We have tried a number of things with the timestep and smoothing along the boundary, to no avail. We have set config_blend_bdy_terrain to true throughout; we tried modifying the blending parameters (nRelaxZone in core_atmosphere/dynamics/mpas_atm_boundaries.F) to 2 and 10 (instead of 5); changing physics to convection_permitting from mesoscale_reference; running more sub_steps; and using config_rayleigh_damp_u to damp the upper level winds; they all lead to crashes around the same time. Anyway, before continuing to debug, looking to see if others have had similar problems with limited area runs, and if so, how you've solved them.

We’ve been working with another group that has encountered similar stability issues with regional MPAS, although on a 3 km regional mesh.
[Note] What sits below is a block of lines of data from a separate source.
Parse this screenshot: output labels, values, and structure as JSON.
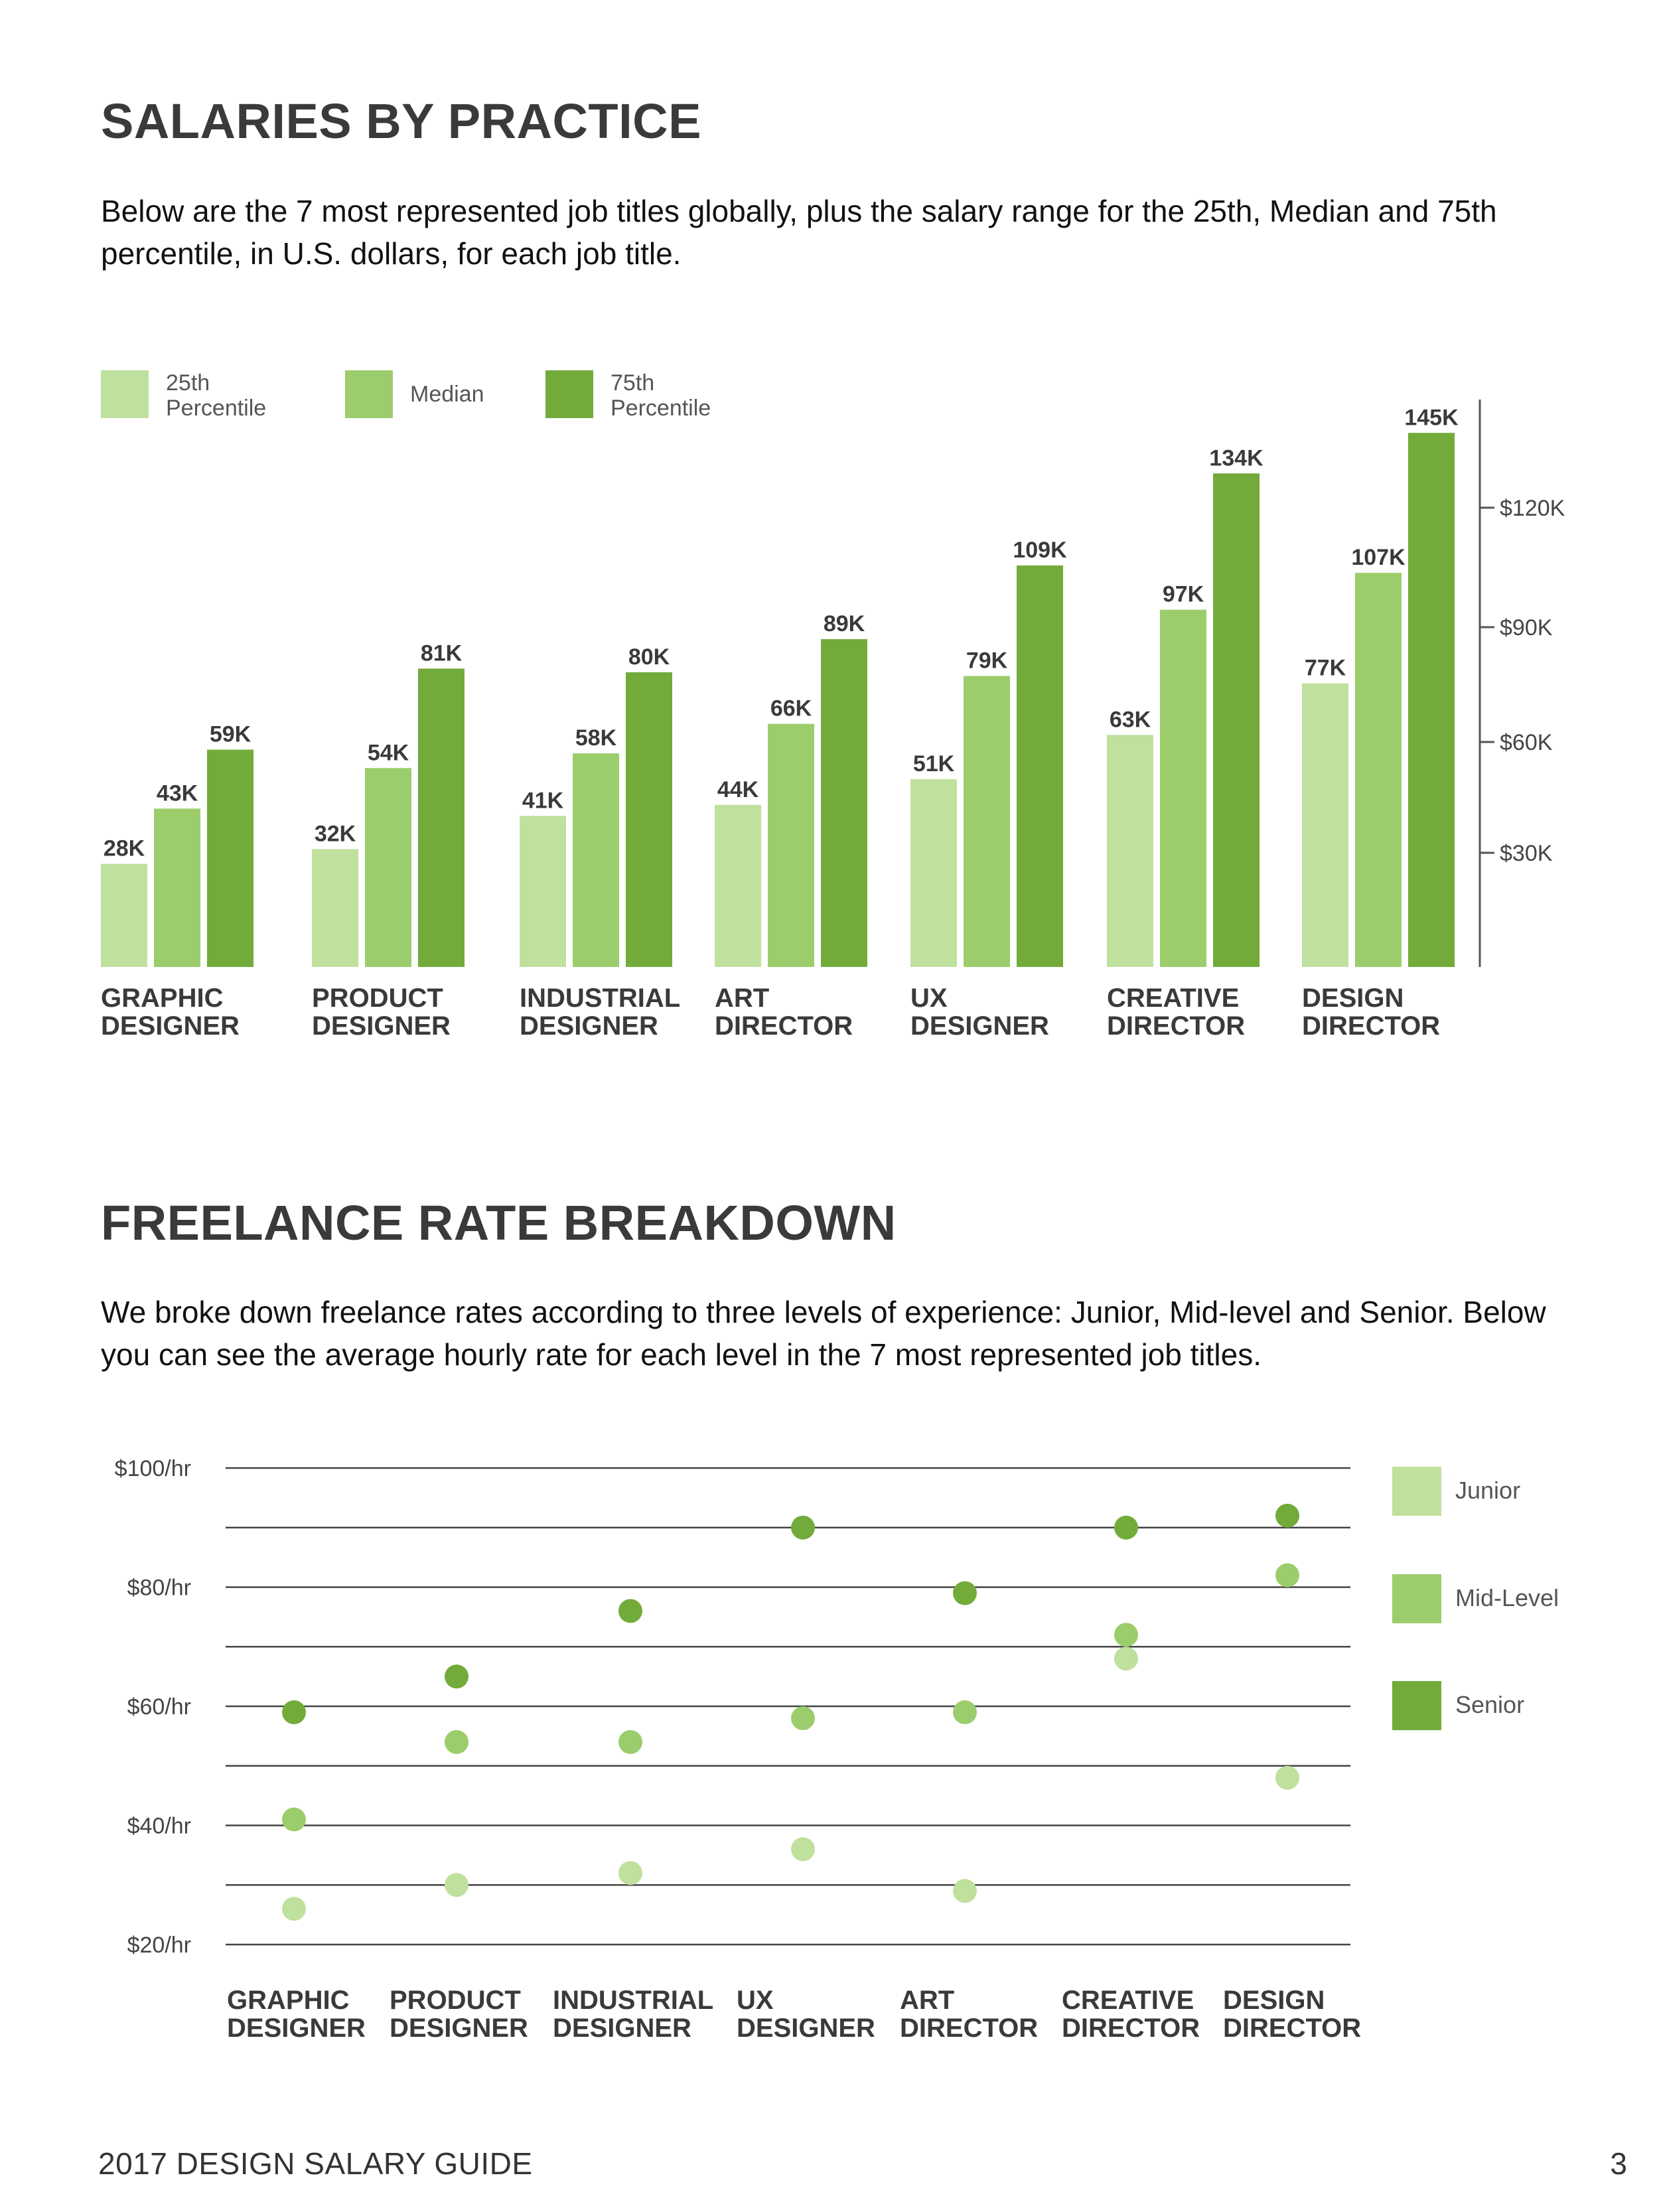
{
  "section1": {
    "title": "SALARIES BY PRACTICE",
    "intro": "Below are the 7 most represented job titles globally, plus the salary range for the 25th, Median and 75th percentile, in U.S. dollars, for each job title."
  },
  "section2": {
    "title": "FREELANCE RATE BREAKDOWN",
    "intro": "We broke down freelance rates according to three levels of experience: Junior, Mid-level and Senior. Below you can see the average hourly rate for each level in the 7 most represented job titles."
  },
  "footer": {
    "guide_title": "2017 DESIGN SALARY GUIDE",
    "page_number": "3"
  },
  "colors": {
    "p25": "#c0e09e",
    "median": "#9ccd6c",
    "p75": "#72ab3a",
    "text": "#3a3a3a",
    "grid": "#444444"
  },
  "chart_data": [
    {
      "type": "bar",
      "title": "SALARIES BY PRACTICE",
      "categories": [
        [
          "GRAPHIC",
          "DESIGNER"
        ],
        [
          "PRODUCT",
          "DESIGNER"
        ],
        [
          "INDUSTRIAL",
          "DESIGNER"
        ],
        [
          "ART",
          "DIRECTOR"
        ],
        [
          "UX",
          "DESIGNER"
        ],
        [
          "CREATIVE",
          "DIRECTOR"
        ],
        [
          "DESIGN",
          "DIRECTOR"
        ]
      ],
      "series": [
        {
          "name": "25th Percentile",
          "legend_lines": [
            "25th",
            "Percentile"
          ],
          "values": [
            28,
            32,
            41,
            44,
            51,
            63,
            77
          ],
          "labels": [
            "28K",
            "32K",
            "41K",
            "44K",
            "51K",
            "63K",
            "77K"
          ]
        },
        {
          "name": "Median",
          "legend_lines": [
            "Median"
          ],
          "values": [
            43,
            54,
            58,
            66,
            79,
            97,
            107
          ],
          "labels": [
            "43K",
            "54K",
            "58K",
            "66K",
            "79K",
            "97K",
            "107K"
          ]
        },
        {
          "name": "75th Percentile",
          "legend_lines": [
            "75th",
            "Percentile"
          ],
          "values": [
            59,
            81,
            80,
            89,
            109,
            134,
            145
          ],
          "labels": [
            "59K",
            "81K",
            "80K",
            "89K",
            "109K",
            "134K",
            "145K"
          ]
        }
      ],
      "y_ticks": [
        30,
        60,
        90,
        120
      ],
      "y_tick_labels": [
        "$30K",
        "$60K",
        "$90K",
        "$120K"
      ],
      "ylim": [
        0,
        145
      ],
      "units": "thousands USD",
      "legend_position": "top-left"
    },
    {
      "type": "scatter",
      "title": "FREELANCE RATE BREAKDOWN",
      "categories": [
        [
          "GRAPHIC",
          "DESIGNER"
        ],
        [
          "PRODUCT",
          "DESIGNER"
        ],
        [
          "INDUSTRIAL",
          "DESIGNER"
        ],
        [
          "UX",
          "DESIGNER"
        ],
        [
          "ART",
          "DIRECTOR"
        ],
        [
          "CREATIVE",
          "DIRECTOR"
        ],
        [
          "DESIGN",
          "DIRECTOR"
        ]
      ],
      "series": [
        {
          "name": "Junior",
          "values": [
            26,
            30,
            32,
            36,
            29,
            68,
            48
          ]
        },
        {
          "name": "Mid-Level",
          "values": [
            41,
            54,
            54,
            58,
            59,
            72,
            82
          ]
        },
        {
          "name": "Senior",
          "values": [
            59,
            65,
            76,
            90,
            79,
            90,
            92
          ]
        }
      ],
      "y_ticks": [
        20,
        40,
        60,
        80,
        100
      ],
      "y_tick_labels": [
        "$20/hr",
        "$40/hr",
        "$60/hr",
        "$80/hr",
        "$100/hr"
      ],
      "gridlines": [
        30,
        50,
        70,
        90
      ],
      "ylim": [
        20,
        100
      ],
      "units": "USD per hour",
      "legend_position": "right"
    }
  ]
}
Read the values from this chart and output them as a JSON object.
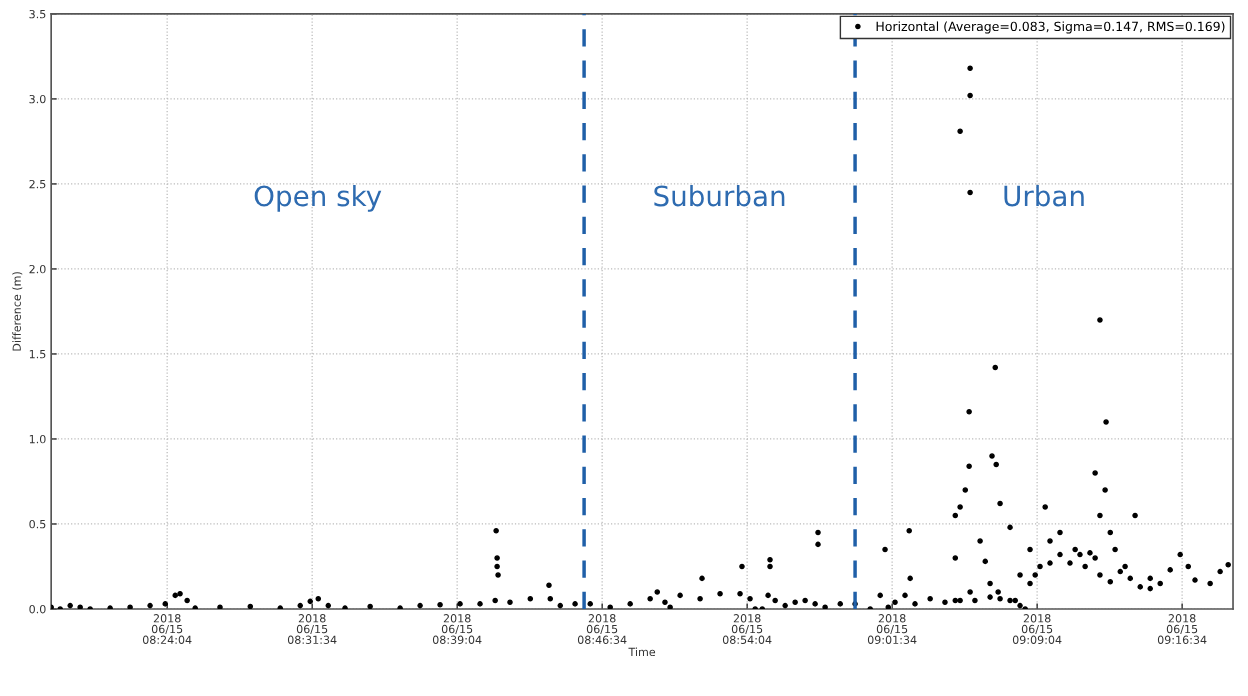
{
  "chart_data": {
    "type": "scatter",
    "xlabel": "Time",
    "ylabel": "Difference (m)",
    "xlim": [
      "2018-06-15T08:18:04",
      "2018-06-15T09:19:12"
    ],
    "ylim": [
      0,
      3.5
    ],
    "xticks": [
      {
        "value": "2018-06-15T08:24:04",
        "label": "2018\n06/15\n08:24:04"
      },
      {
        "value": "2018-06-15T08:31:34",
        "label": "2018\n06/15\n08:31:34"
      },
      {
        "value": "2018-06-15T08:39:04",
        "label": "2018\n06/15\n08:39:04"
      },
      {
        "value": "2018-06-15T08:46:34",
        "label": "2018\n06/15\n08:46:34"
      },
      {
        "value": "2018-06-15T08:54:04",
        "label": "2018\n06/15\n08:54:04"
      },
      {
        "value": "2018-06-15T09:01:34",
        "label": "2018\n06/15\n09:01:34"
      },
      {
        "value": "2018-06-15T09:09:04",
        "label": "2018\n06/15\n09:09:04"
      },
      {
        "value": "2018-06-15T09:16:34",
        "label": "2018\n06/15\n09:16:34"
      }
    ],
    "yticks": [
      {
        "value": 0,
        "label": "0.0"
      },
      {
        "value": 0.5,
        "label": "0.5"
      },
      {
        "value": 1.0,
        "label": "1.0"
      },
      {
        "value": 1.5,
        "label": "1.5"
      },
      {
        "value": 2.0,
        "label": "2.0"
      },
      {
        "value": 2.5,
        "label": "2.5"
      },
      {
        "value": 3.0,
        "label": "3.0"
      },
      {
        "value": 3.5,
        "label": "3.5"
      }
    ],
    "grid": true,
    "legend": "top right",
    "marker": "circle",
    "series": [
      {
        "name": "Horizontal (Average=0.083, Sigma=0.147, RMS=0.169)",
        "color": "#000000",
        "x": [
          "2018-06-15T08:18:04",
          "2018-06-15T08:18:32",
          "2018-06-15T08:19:03",
          "2018-06-15T08:19:34",
          "2018-06-15T08:20:05",
          "2018-06-15T08:21:07",
          "2018-06-15T08:22:09",
          "2018-06-15T08:23:11",
          "2018-06-15T08:23:58",
          "2018-06-15T08:24:29",
          "2018-06-15T08:24:44",
          "2018-06-15T08:25:06",
          "2018-06-15T08:25:31",
          "2018-06-15T08:26:48",
          "2018-06-15T08:28:22",
          "2018-06-15T08:29:55",
          "2018-06-15T08:30:57",
          "2018-06-15T08:31:28",
          "2018-06-15T08:31:53",
          "2018-06-15T08:32:24",
          "2018-06-15T08:33:16",
          "2018-06-15T08:34:34",
          "2018-06-15T08:36:07",
          "2018-06-15T08:37:09",
          "2018-06-15T08:38:11",
          "2018-06-15T08:39:13",
          "2018-06-15T08:40:15",
          "2018-06-15T08:41:02",
          "2018-06-15T08:41:48",
          "2018-06-15T08:42:51",
          "2018-06-15T08:43:53",
          "2018-06-15T08:44:24",
          "2018-06-15T08:45:10",
          "2018-06-15T08:45:57",
          "2018-06-15T08:46:59",
          "2018-06-15T08:48:01",
          "2018-06-15T08:49:03",
          "2018-06-15T08:49:25",
          "2018-06-15T08:49:49",
          "2018-06-15T08:50:05",
          "2018-06-15T08:50:36",
          "2018-06-15T08:51:38",
          "2018-06-15T08:52:40",
          "2018-06-15T08:53:42",
          "2018-06-15T08:54:13",
          "2018-06-15T08:54:29",
          "2018-06-15T08:54:51",
          "2018-06-15T08:55:09",
          "2018-06-15T08:55:31",
          "2018-06-15T08:56:02",
          "2018-06-15T08:56:33",
          "2018-06-15T08:57:04",
          "2018-06-15T08:57:35",
          "2018-06-15T08:58:06",
          "2018-06-15T08:58:53",
          "2018-06-15T08:59:39",
          "2018-06-15T09:00:26",
          "2018-06-15T09:00:57",
          "2018-06-15T09:01:22",
          "2018-06-15T09:01:43",
          "2018-06-15T09:02:14",
          "2018-06-15T09:02:45",
          "2018-06-15T09:03:32",
          "2018-06-15T09:04:18",
          "2018-06-15T09:04:50",
          "2018-06-15T09:05:05",
          "2018-06-15T09:05:51",
          "2018-06-15T09:06:38",
          "2018-06-15T09:07:09",
          "2018-06-15T09:07:40",
          "2018-06-15T09:08:11",
          "2018-06-15T09:08:27",
          "2018-06-15T09:08:42",
          "2018-06-15T09:09:13",
          "2018-06-15T09:09:44",
          "2018-06-15T09:10:15",
          "2018-06-15T09:10:46",
          "2018-06-15T09:11:17",
          "2018-06-15T09:11:48",
          "2018-06-15T09:12:04",
          "2018-06-15T09:12:19",
          "2018-06-15T09:12:51",
          "2018-06-15T09:13:22",
          "2018-06-15T09:13:53",
          "2018-06-15T09:14:24",
          "2018-06-15T09:14:55",
          "2018-06-15T09:15:26",
          "2018-06-15T09:15:57",
          "2018-06-15T09:16:28",
          "2018-06-15T09:16:53",
          "2018-06-15T09:17:14",
          "2018-06-15T09:18:01",
          "2018-06-15T09:18:32",
          "2018-06-15T09:18:57",
          "2018-06-15T08:41:05",
          "2018-06-15T08:41:08",
          "2018-06-15T08:41:08",
          "2018-06-15T08:41:11",
          "2018-06-15T08:43:49",
          "2018-06-15T08:53:48",
          "2018-06-15T08:55:15",
          "2018-06-15T08:55:15",
          "2018-06-15T08:57:44",
          "2018-06-15T08:57:44",
          "2018-06-15T08:51:44",
          "2018-06-15T09:01:12",
          "2018-06-15T09:02:27",
          "2018-06-15T09:02:30",
          "2018-06-15T09:05:05",
          "2018-06-15T09:05:36",
          "2018-06-15T09:05:36",
          "2018-06-15T09:05:36",
          "2018-06-15T09:05:33",
          "2018-06-15T09:06:54",
          "2018-06-15T09:06:57",
          "2018-06-15T09:06:44",
          "2018-06-15T09:05:33",
          "2018-06-15T09:05:05",
          "2018-06-15T09:04:50",
          "2018-06-15T09:05:21",
          "2018-06-15T09:06:07",
          "2018-06-15T09:06:23",
          "2018-06-15T09:07:09",
          "2018-06-15T09:07:40",
          "2018-06-15T09:08:11",
          "2018-06-15T09:09:29",
          "2018-06-15T09:12:19",
          "2018-06-15T09:12:38",
          "2018-06-15T09:12:04",
          "2018-06-15T09:12:19",
          "2018-06-15T09:12:35",
          "2018-06-15T09:14:08",
          "2018-06-15T09:12:51",
          "2018-06-15T09:13:06",
          "2018-06-15T09:08:42",
          "2018-06-15T09:09:44",
          "2018-06-15T09:11:02",
          "2018-06-15T09:13:37",
          "2018-06-15T09:14:55",
          "2018-06-15T09:06:38",
          "2018-06-15T09:07:03",
          "2018-06-15T09:05:36",
          "2018-06-15T09:04:50",
          "2018-06-15T09:07:56",
          "2018-06-15T09:08:58",
          "2018-06-15T09:10:15",
          "2018-06-15T09:11:33"
        ],
        "values": [
          0.01,
          0.0,
          0.02,
          0.01,
          0.0,
          0.005,
          0.01,
          0.02,
          0.03,
          0.08,
          0.09,
          0.05,
          0.005,
          0.01,
          0.015,
          0.005,
          0.02,
          0.045,
          0.06,
          0.02,
          0.005,
          0.015,
          0.005,
          0.02,
          0.025,
          0.03,
          0.03,
          0.05,
          0.04,
          0.06,
          0.06,
          0.02,
          0.03,
          0.03,
          0.01,
          0.03,
          0.06,
          0.1,
          0.04,
          0.01,
          0.08,
          0.06,
          0.09,
          0.09,
          0.06,
          0.0,
          0.0,
          0.08,
          0.05,
          0.02,
          0.04,
          0.05,
          0.03,
          0.01,
          0.03,
          0.03,
          0.0,
          0.08,
          0.01,
          0.04,
          0.08,
          0.03,
          0.06,
          0.04,
          0.05,
          0.05,
          0.05,
          0.07,
          0.06,
          0.05,
          0.02,
          0.0,
          0.15,
          0.25,
          0.27,
          0.32,
          0.27,
          0.32,
          0.33,
          0.3,
          0.2,
          0.16,
          0.22,
          0.18,
          0.13,
          0.12,
          0.15,
          0.23,
          0.32,
          0.25,
          0.17,
          0.15,
          0.22,
          0.26,
          0.46,
          0.3,
          0.25,
          0.2,
          0.14,
          0.25,
          0.29,
          0.25,
          0.45,
          0.38,
          0.18,
          0.35,
          0.46,
          0.18,
          2.81,
          3.18,
          3.02,
          2.45,
          1.16,
          1.42,
          0.85,
          0.9,
          0.84,
          0.6,
          0.55,
          0.7,
          0.4,
          0.28,
          0.62,
          0.48,
          0.2,
          0.6,
          1.7,
          1.1,
          0.8,
          0.55,
          0.7,
          0.55,
          0.45,
          0.35,
          0.35,
          0.4,
          0.35,
          0.25,
          0.18,
          0.15,
          0.1,
          0.1,
          0.3,
          0.05,
          0.2,
          0.45,
          0.25
        ]
      }
    ],
    "ref_lines": [
      {
        "axis": "x",
        "value": "2018-06-15T08:45:38",
        "color": "#1f5fa8",
        "line_style": "dashed"
      },
      {
        "axis": "x",
        "value": "2018-06-15T08:59:39",
        "color": "#1f5fa8",
        "line_style": "dashed"
      }
    ],
    "annotations": [
      "Open sky",
      "Suburban",
      "Urban"
    ]
  }
}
The configuration change that we have settled on to address these kinds of instabilities is to enable the upper-level absorbing layer that uses a 2nd-order horizontal filter. The filter exists in the MPAS release but it is hardwired to apply only to the top three levels in the model. We have generalized it to apply to a user-specified number of levels, with a linear scaling of the constant eddy viscosity from 0 to its maximum value starting from the lowest-most application level to the top level in the model. This generalized code is based on MPAS Version 7.3 and it can be found on it can be found on GitHub in mgduda/MPAS-Model in a branch named 'atmosphere/cam_damping_nlevels’.

You will have to set two namelist.atmosphere variables to enable the absorbing layer. In the &damping section of the namelist, set config_mpas_cam_damp = (real_value > 0). This sets the maximum scaling value for the eddy viscosity, and I would suggest trying a value of 1. to start. We are using 2. in our convective application, so you have some headroom here. The default is zero which means that no filtering is applied, and setting it to something greater than zero activates the filter. The second parameter is the number of layers over which the absorbing layer is active. The default is 3 (this comes from the 32 levels MPAS-CESM-CAM climate configuration). I would suggest trying more levels, perhaps 8, and see how things go.

The behavior we observed that led to regional MPAS instability was a mismatch in the horizontal velocities between the prescribed boundary values specifying inflow and the interior solution specifying outflow, all of this happening in the stratosphere. The instability realizes itself in the relaxation zone where the algorithm blends the solution, and this is very similar to what you described. Regarding the options you have tried, we have seen that increasing the size of the relaxation zone can sometimes help, but it appears that was not the case in your application. The default Rayleigh damping timescale (5 days) is likely too large to damp the horizontal velocity, but I do not think it is advisable to lower it much below its current value.

I also think you may be able to run an even larger timestep in your application, perhaps as high as 240 seconds (I’m assuming you're using config_number_of_sub_steps = 2 and config_dynamics_split_steps = 3). You may need to increase config_number_of_sub_steps to 4 for stability, but the acoustic steps are inexpensive relative to transport, and I think this may drop your run time significantly if it is sufficiently robust.
Thank you! This does seem very similar and we'll keep you updated as we try this. We'll also optimize on the time step after resolving the crashes..

I just wanted to update this thread. We have had success using the updated code to resolve the crashes of regional WRF that we saw. The current settings we are using are:
config_nlevels_cam_damp = 8
config_mpas_cam_coef = 1.0
We've seen crashes resolved in both 15 and 24km regional runs with these settings
Thanks for the follow-up, and it's great to hear that the modified absorbing layer was effective! I believe we're planning to release the modifications to the absorbing layer as part of MPAS-A 8.0.0 before the WRF/MPAS Users' Workshop in June.